• July 20th, 2024
  • Saturday, 06:40:22 AM

Inaction Today Wastes Time We Don’t Have


Photo: Union of Concerned Scientists Johanna Chao Kreilick

Johanna Chao Kreilick

 

I am frustrated and primed to fight because failure is not an option. When it comes to climate, when it comes to environmental justice, what must be done hasn’t changed. Immediate action is crucial for getting our nation on track. But instead, Congress is waffling about whether to set those changes in motion. We need policies now to put the nation on course to reach net-zero carbon emissions before 2050 while addressing the historic injustices that have sacrificed Black, Brown and Indigenous neighborhoods to oil and gas pollution zones.

 

Inaction today wastes time we don’t have. Delay increases the costs of reducing emissions and the toll that climate change takes. Devastating wildfires, heat, hurricanes and flooding have become commonplace. The harm will continue to be borne inequitably by low-income people and communities of color.

 

Failure here would not be due to one person’s decision on one bill. It shouldn’t be lost on the public that an entire party has refused to take any action on climate change.
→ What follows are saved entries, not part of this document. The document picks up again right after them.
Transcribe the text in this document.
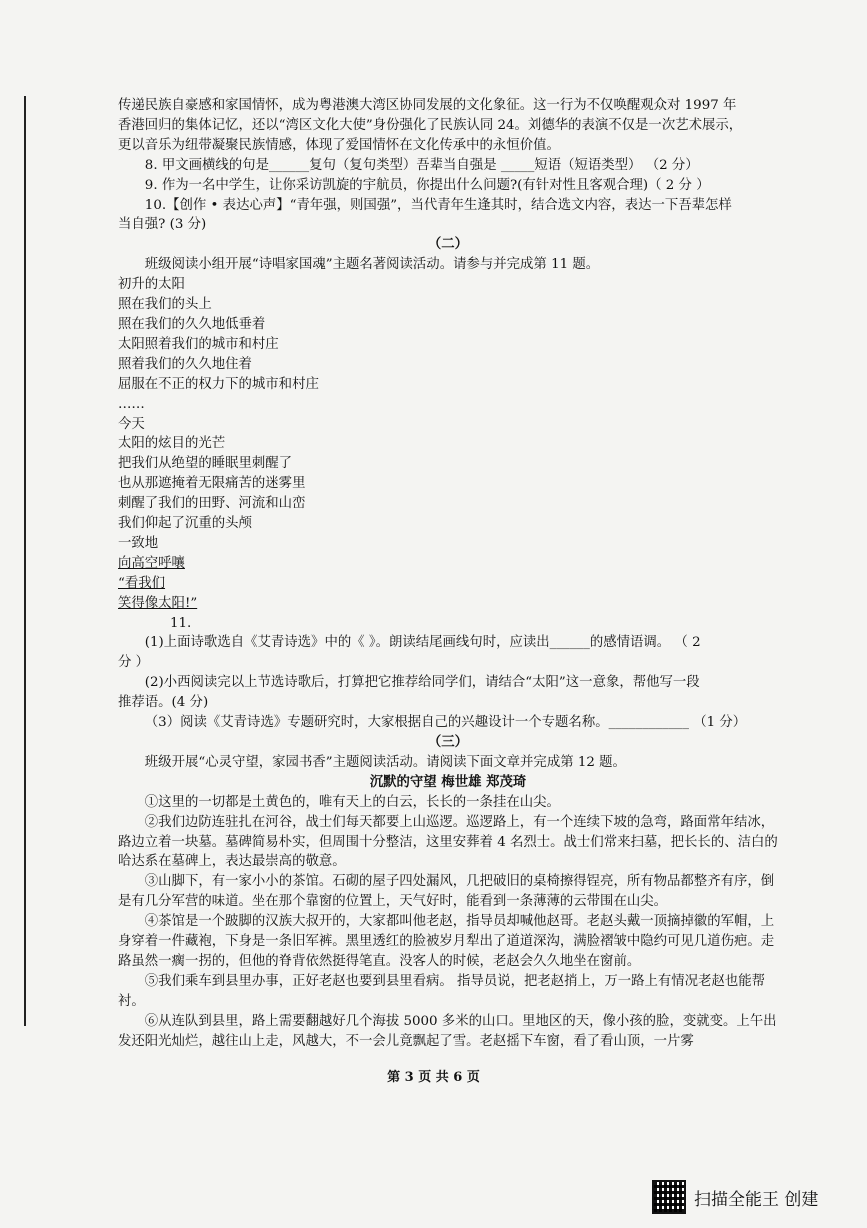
传递民族自豪感和家国情怀，成为粤港澳大湾区协同发展的文化象征。这一行为不仅唤醒观众对 1997 年

香港回归的集体记忆，还以“湾区文化大使”身份强化了民族认同 24。刘德华的表演不仅是一次艺术展示，

更以音乐为纽带凝聚民族情感，体现了爱国情怀在文化传承中的永恒价值。

8. 甲文画横线的句是______复句（复句类型）吾辈当自强是 _____短语（短语类型） （2 分）

9. 作为一名中学生，让你采访凯旋的宇航员，你提出什么问题?(有针对性且客观合理)（ 2 分 ）

10.【创作 • 表达心声】“青年强，则国强”，当代青年生逢其时，结合选文内容，表达一下吾辈怎样

当自强? (3 分)

（二）

班级阅读小组开展“诗唱家国魂”主题名著阅读活动。请参与并完成第 11 题。

初升的太阳

照在我们的头上

照在我们的久久地低垂着

太阳照着我们的城市和村庄

照着我们的久久地住着

屈服在不正的权力下的城市和村庄

……

今天

太阳的炫目的光芒

把我们从绝望的睡眠里刺醒了

也从那遮掩着无限痛苦的迷雾里

刺醒了我们的田野、河流和山峦

我们仰起了沉重的头颅

一致地

向高空呼嚷

“看我们

笑得像太阳!”

11.

(1)上面诗歌选自《艾青诗选》中的《 》。朗读结尾画线句时，应读出______的感情语调。 （ 2

分 ）

(2)小西阅读完以上节选诗歌后，打算把它推荐给同学们，请结合“太阳”这一意象，帮他写一段

推荐语。(4 分)

（3）阅读《艾青诗选》专题研究时，大家根据自己的兴趣设计一个专题名称。____________ （1 分）

（三）

班级开展“心灵守望，家园书香”主题阅读活动。请阅读下面文章并完成第 12 题。

沉默的守望 梅世雄 郑茂琦

①这里的一切都是土黄色的，唯有天上的白云，长长的一条挂在山尖。

②我们边防连驻扎在河谷，战士们每天都要上山巡逻。巡逻路上，有一个连续下坡的急弯，路面常年结冰，路边立着一块墓。墓碑简易朴实，但周围十分整洁，这里安葬着 4 名烈士。战士们常来扫墓，把长长的、洁白的哈达系在墓碑上，表达最崇高的敬意。

③山脚下，有一家小小的茶馆。石砌的屋子四处漏风，几把破旧的桌椅擦得锃亮，所有物品都整齐有序，倒是有几分军营的味道。坐在那个靠窗的位置上，天气好时，能看到一条薄薄的云带围在山尖。

④茶馆是一个跛脚的汉族大叔开的，大家都叫他老赵，指导员却喊他赵哥。老赵头戴一顶摘掉徽的军帽，上身穿着一件藏袍，下身是一条旧军裤。黑里透红的脸被岁月犁出了道道深沟，满脸褶皱中隐约可见几道伤疤。走路虽然一瘸一拐的，但他的脊背依然挺得笔直。没客人的时候，老赵会久久地坐在窗前。

⑤我们乘车到县里办事，正好老赵也要到县里看病。 指导员说，把老赵捎上，万一路上有情况老赵也能帮衬。

⑥从连队到县里，路上需要翻越好几个海拔 5000 多米的山口。里地区的天，像小孩的脸，变就变。上午出发还阳光灿烂，越往山上走，风越大，不一会儿竟飘起了雪。老赵摇下车窗，看了看山顶，一片雾

第 3 页 共 6 页
扫描全能王 创建
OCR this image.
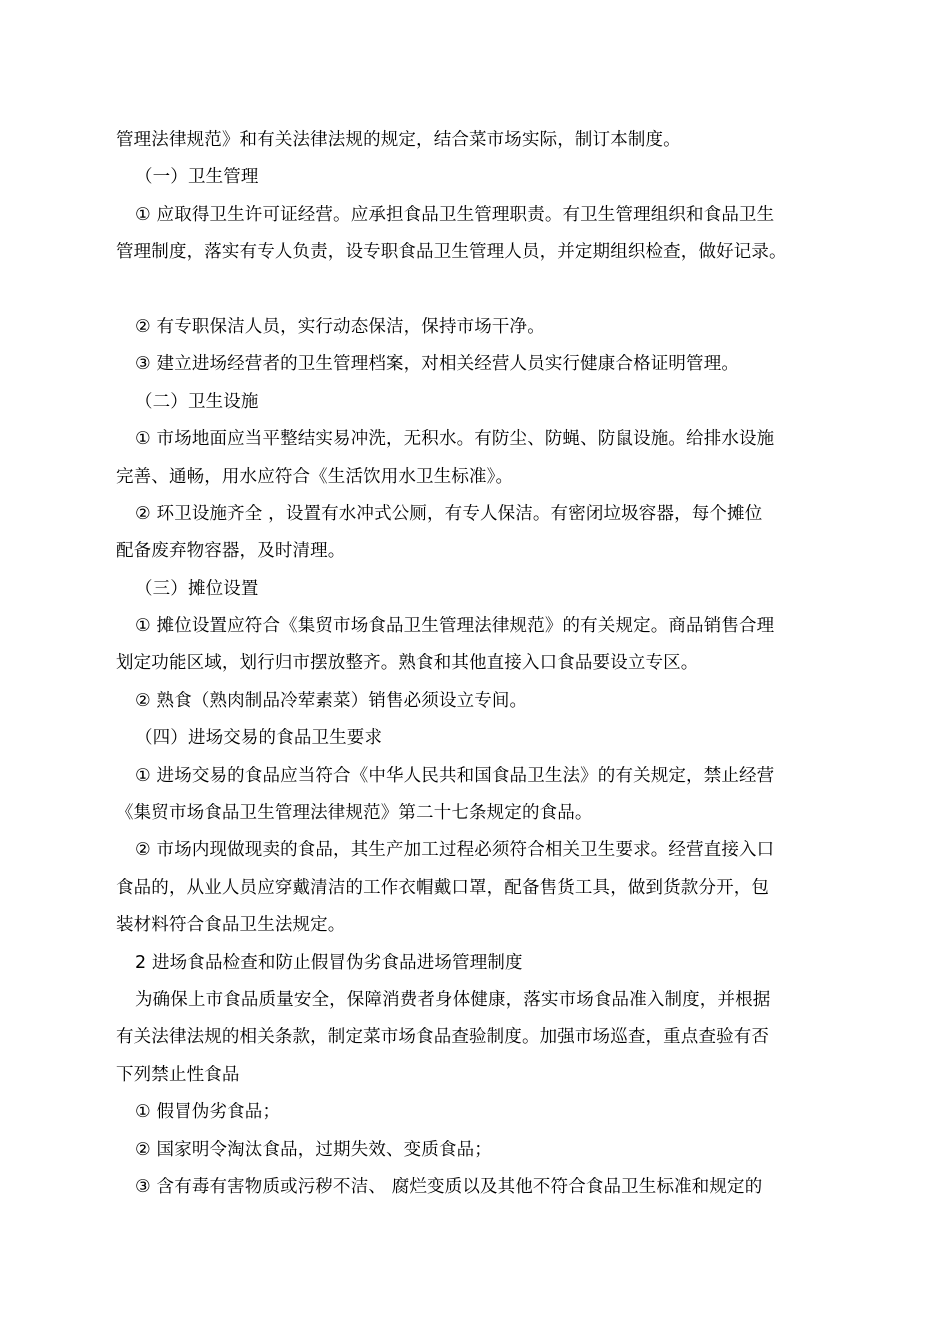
管理法律规范》和有关法律法规的规定，结合菜市场实际，制订本制度。
（一）卫生管理
① 应取得卫生许可证经营。应承担食品卫生管理职责。有卫生管理组织和食品卫生
管理制度，落实有专人负责，设专职食品卫生管理人员，并定期组织检查，做好记录。
② 有专职保洁人员，实行动态保洁，保持市场干净。
③ 建立进场经营者的卫生管理档案，对相关经营人员实行健康合格证明管理。
（二）卫生设施
① 市场地面应当平整结实易冲洗，无积水。有防尘、防蝇、防鼠设施。给排水设施
完善、通畅，用水应符合《生活饮用水卫生标准》。
② 环卫设施齐全 ，设置有水冲式公厕，有专人保洁。有密闭垃圾容器，每个摊位
配备废弃物容器，及时清理。
（三）摊位设置
① 摊位设置应符合《集贸市场食品卫生管理法律规范》的有关规定。商品销售合理
划定功能区域，划行归市摆放整齐。熟食和其他直接入口食品要设立专区。
② 熟食（熟肉制品冷荤素菜）销售必须设立专间。
（四）进场交易的食品卫生要求
① 进场交易的食品应当符合《中华人民共和国食品卫生法》的有关规定，禁止经营
《集贸市场食品卫生管理法律规范》第二十七条规定的食品。
② 市场内现做现卖的食品，其生产加工过程必须符合相关卫生要求。经营直接入口
食品的，从业人员应穿戴清洁的工作衣帽戴口罩，配备售货工具，做到货款分开，包
装材料符合食品卫生法规定。
2 进场食品检查和防止假冒伪劣食品进场管理制度
为确保上市食品质量安全，保障消费者身体健康，落实市场食品准入制度，并根据
有关法律法规的相关条款，制定菜市场食品查验制度。加强市场巡查，重点查验有否
下列禁止性食品
① 假冒伪劣食品；
② 国家明令淘汰食品，过期失效、变质食品；
③ 含有毒有害物质或污秽不洁、 腐烂变质以及其他不符合食品卫生标准和规定的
This is not about a short-term political fight, it’s about a willful decision to impose suffering on future generations through a disaster of our making.

 

We must also hold accountable the fossil fuel industry, which has intentionally worked to confuse the public for decades about the causes of climate change and is still blocking action.

 

We must also hold accountable the fossil fuel industry, which has intentionally worked to confuse the public for decades about the causes of climate change and is still blocking action.

 

It’s not too late to do the right thing. The Senate – specifically the short-sighted senator from West Virginia and all the Republican members who have refused to act – must pull their heads out of the sand and protect their constituents, not to mention all of our children and grandchildren.

 

At the same time, the administration must use every tool at its disposal, expediting critical rulemakings for cleaning up vehicles and power plants, driving down methane emissions, speeding power grid upgrades, and driving investments in the communities that have been forced to bear the brunt of fossil fuel pollution.

 

 

Johanna Chao Kreilick is president of the Union of Concerned Scientists.